Mr. Everett, You not only played the lead in your latest film, The Happy Prince, but directed it, too. Was it very difficult doing both at once?
I was the best director I ever had (he laughs). I was never particularly happy with my performance during the shoot because I kept having to jump back and forth between directing and acting. But during the editing process I was able to put the scenes together in such a way that I looked good. We actors like to complain about directors always using our weakest moments, but this time I was able to pick out the best ones myself.
You play Oscar Wilde in the final months of his life. Is there a spiritual kinship between the two of you?
There are parallels, of course: I am openly gay, and Wilde’s tragedy lay in his sexuality. If you’re gay, you still don’t really belong in Hollywood today. You’re an outsider who’s allowed to play the odd part but usually comes up against a brick wall.
You shot large parts of the movie in Bavaria. What was it like, working in Germany?

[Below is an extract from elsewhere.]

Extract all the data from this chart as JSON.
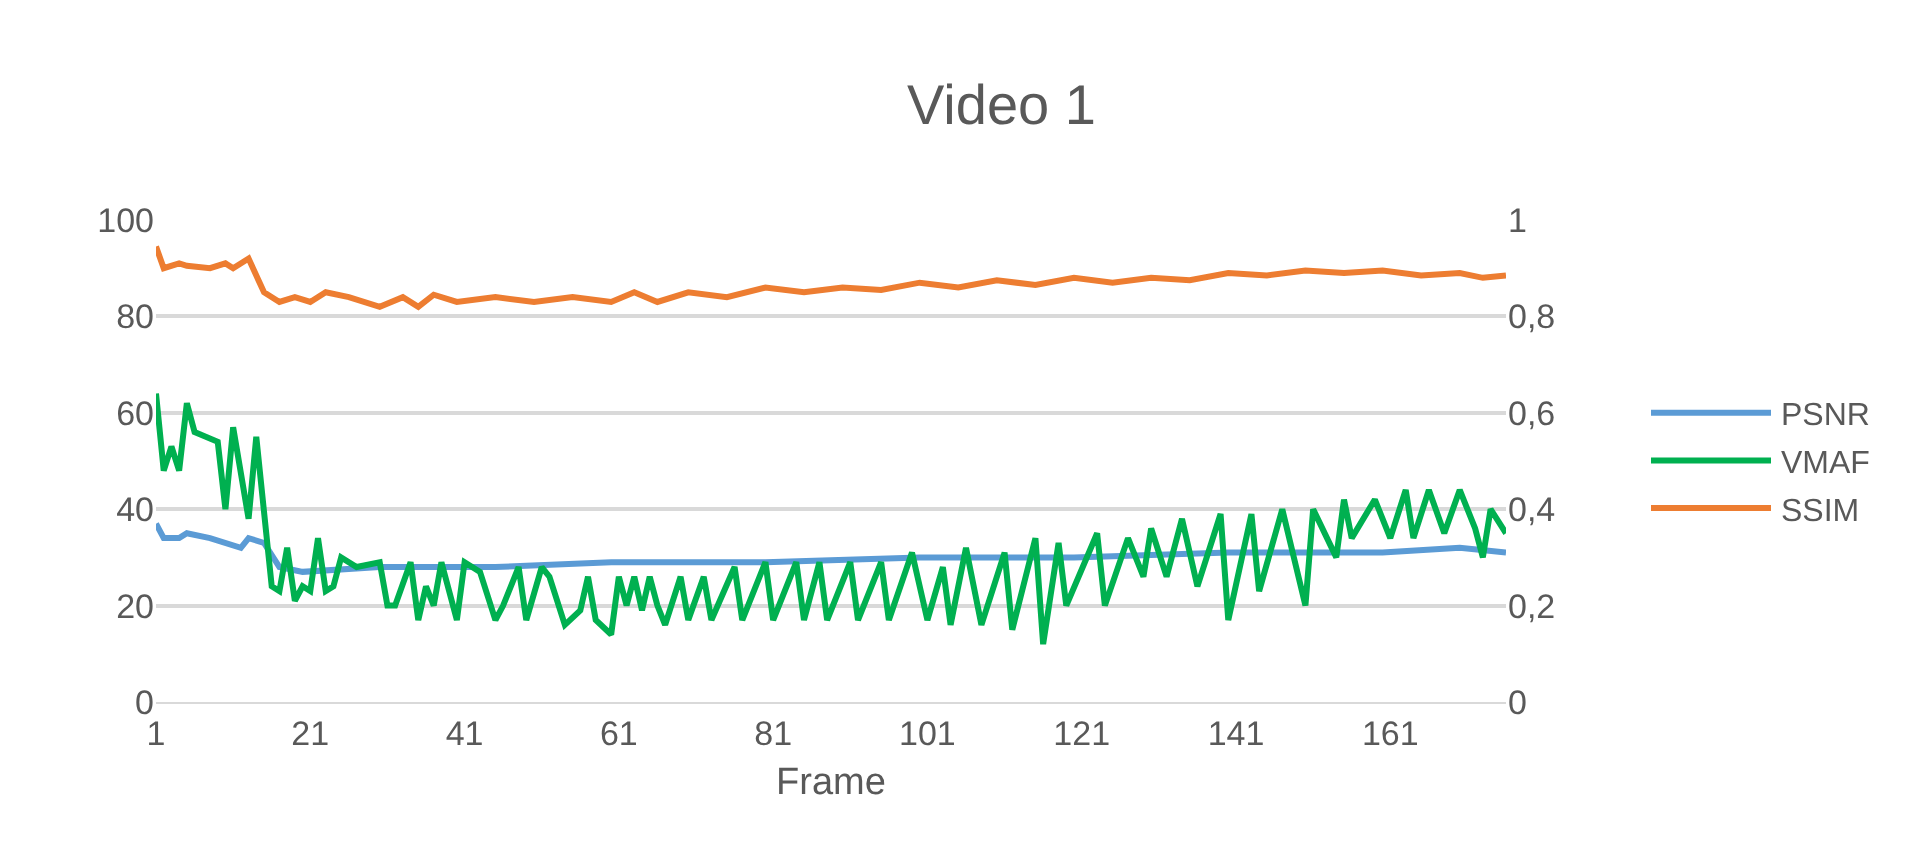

Absolutley fantastic! The boss of the Munich tourism office came up with the brilliant idea of showing me Upper Franconia. I discovered three crumbling castles there: Thurnau, Mitwitz and Schmölz. Perfect backdrops! They had millions of rooms, stood in for Paris and ghettos, and gave me dining halls and prisons – everything I needed, in fact. It was amazing fun, transforming Franconia into 19th-century France. They even silenced the church bells for me.

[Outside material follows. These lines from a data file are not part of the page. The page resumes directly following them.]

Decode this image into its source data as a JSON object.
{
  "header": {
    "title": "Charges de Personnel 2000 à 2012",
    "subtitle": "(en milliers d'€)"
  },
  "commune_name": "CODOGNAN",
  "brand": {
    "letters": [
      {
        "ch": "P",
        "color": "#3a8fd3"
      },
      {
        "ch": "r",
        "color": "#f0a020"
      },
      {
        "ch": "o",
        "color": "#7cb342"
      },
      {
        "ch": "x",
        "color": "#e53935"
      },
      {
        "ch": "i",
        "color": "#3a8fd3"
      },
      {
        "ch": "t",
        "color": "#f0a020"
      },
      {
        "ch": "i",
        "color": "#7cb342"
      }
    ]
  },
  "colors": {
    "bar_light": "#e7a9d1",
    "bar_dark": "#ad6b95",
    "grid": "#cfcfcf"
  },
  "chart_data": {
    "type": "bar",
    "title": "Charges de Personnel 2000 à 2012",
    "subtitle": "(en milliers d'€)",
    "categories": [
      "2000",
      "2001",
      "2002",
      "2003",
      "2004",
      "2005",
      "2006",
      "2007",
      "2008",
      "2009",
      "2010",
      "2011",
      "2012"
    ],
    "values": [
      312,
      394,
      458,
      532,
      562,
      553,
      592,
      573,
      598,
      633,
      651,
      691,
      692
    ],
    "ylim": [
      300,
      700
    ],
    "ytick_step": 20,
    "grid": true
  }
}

Seriously? They actually turned the church bells off for you?
We were staying at a guesthouse right next door to the church, and the bells rang every quarter of an hour. I was blazing mad and after the first night, begged the mayor to stop the bells. “But they’ve been ringing since 1498,” he protested. “Who cares!” (He laughs). What can I say? He turned them off at night. I am now on an equal footing with Lauren Bacall, the great actor who nearly left an English town because she couldn’t bear the bells. They were stopped for her, too.
Did having old friends like Colin Firth and Emily Watson on the set make your directorial debut easier?
Without them, I might have given up on the project! Ten years ago, when I wrote the script, they gave me scribbled notes saying they would play. Colin has meanwhile become a megastar, but I waved the note under his nose whenever we saw each other – even on the red carpet at the Oscars. As a man of honor, Colin naturally kept his word. And I was able to show off with my stars in front of potential sponsors.
Your career has been a roller-coaster ride. One of the high points was My Best Friend’s Wedding. But there were also lows. How do you cope with the ups and downs?
Film careers develop so fast today that it’s a wonder they even last more than two years. That uncertainty is the only downside to fame. To be always dancing on the edge of a volcano is okay when you’re 18, but it’s exhausting as an adult. In this game, you can’t be sure of anything, least of all at my age.
Would you like to be 25 again?
No, and I certainly wouldn’t swap places with a teenager, either. The pace of life is so crazy – so many changes that would once have taken 50 years now take place within just a few months!
In this game, you can’t be sure of anything, least of all at my age
Are you interested in history?
I most certainly am! My dog, Mo, and I have often been witness to historical events. We were in Berlin when the wall came down in 1989. Mo just looked bewildered, but I thought, “My God, this is history!” We saw the tanks outside the Kremlin in 1991 during the putsch against Gorbachev. And Mo and I were just a couple of streets away from the World Trade Center on September 11, 2001. My poor dog died shortly after – that was just too much modern history for him.
Do you plan to continue telling stories as a director?
I would like to, but I wonder whether at 58, I’m still in touch with the zeitgeist. I was in Berlin for the first time in 1976 and had the best time of my life. Millennials would have a heart attack if they knew what we got up to. Berlin was like New York in the 1970s – so free! I’m afraid that era had such a huge impact on me that I never really made it into the present.
These days, you act less like a diva and more like an elder statesman. Have you made your peace with the world?
Yes, I’m optimistic and I don’t understand why so many people are so dissatisfied. I think that on the whole, the world is developing for the better. It’s incredible what we have achieved in terms of human rights and progress in just 100 years compared with the millennia that went before. But that doesn’t mean we should stop fighting to achieve more, of course.
If you had a time machine, where would you go?
To Marie Antoinette’s Versailles! I would love to know how the court worked, what they ate, what life was like. And I would also like to travel back in time to the World Wars I and II …
All of the men in my family fought in World War II. Until I was 10, I thought I’d been born in the war because no one ever talked about anything else. I would also like to visit Charlemagne, Henry VIII, Bach, Mozart and Marie-Thérèse – and Ancient Rome …
… but you would need an eternity to do all that!
No, each trip would be over in the blink of an eye. I would be back before I had finished this sentence.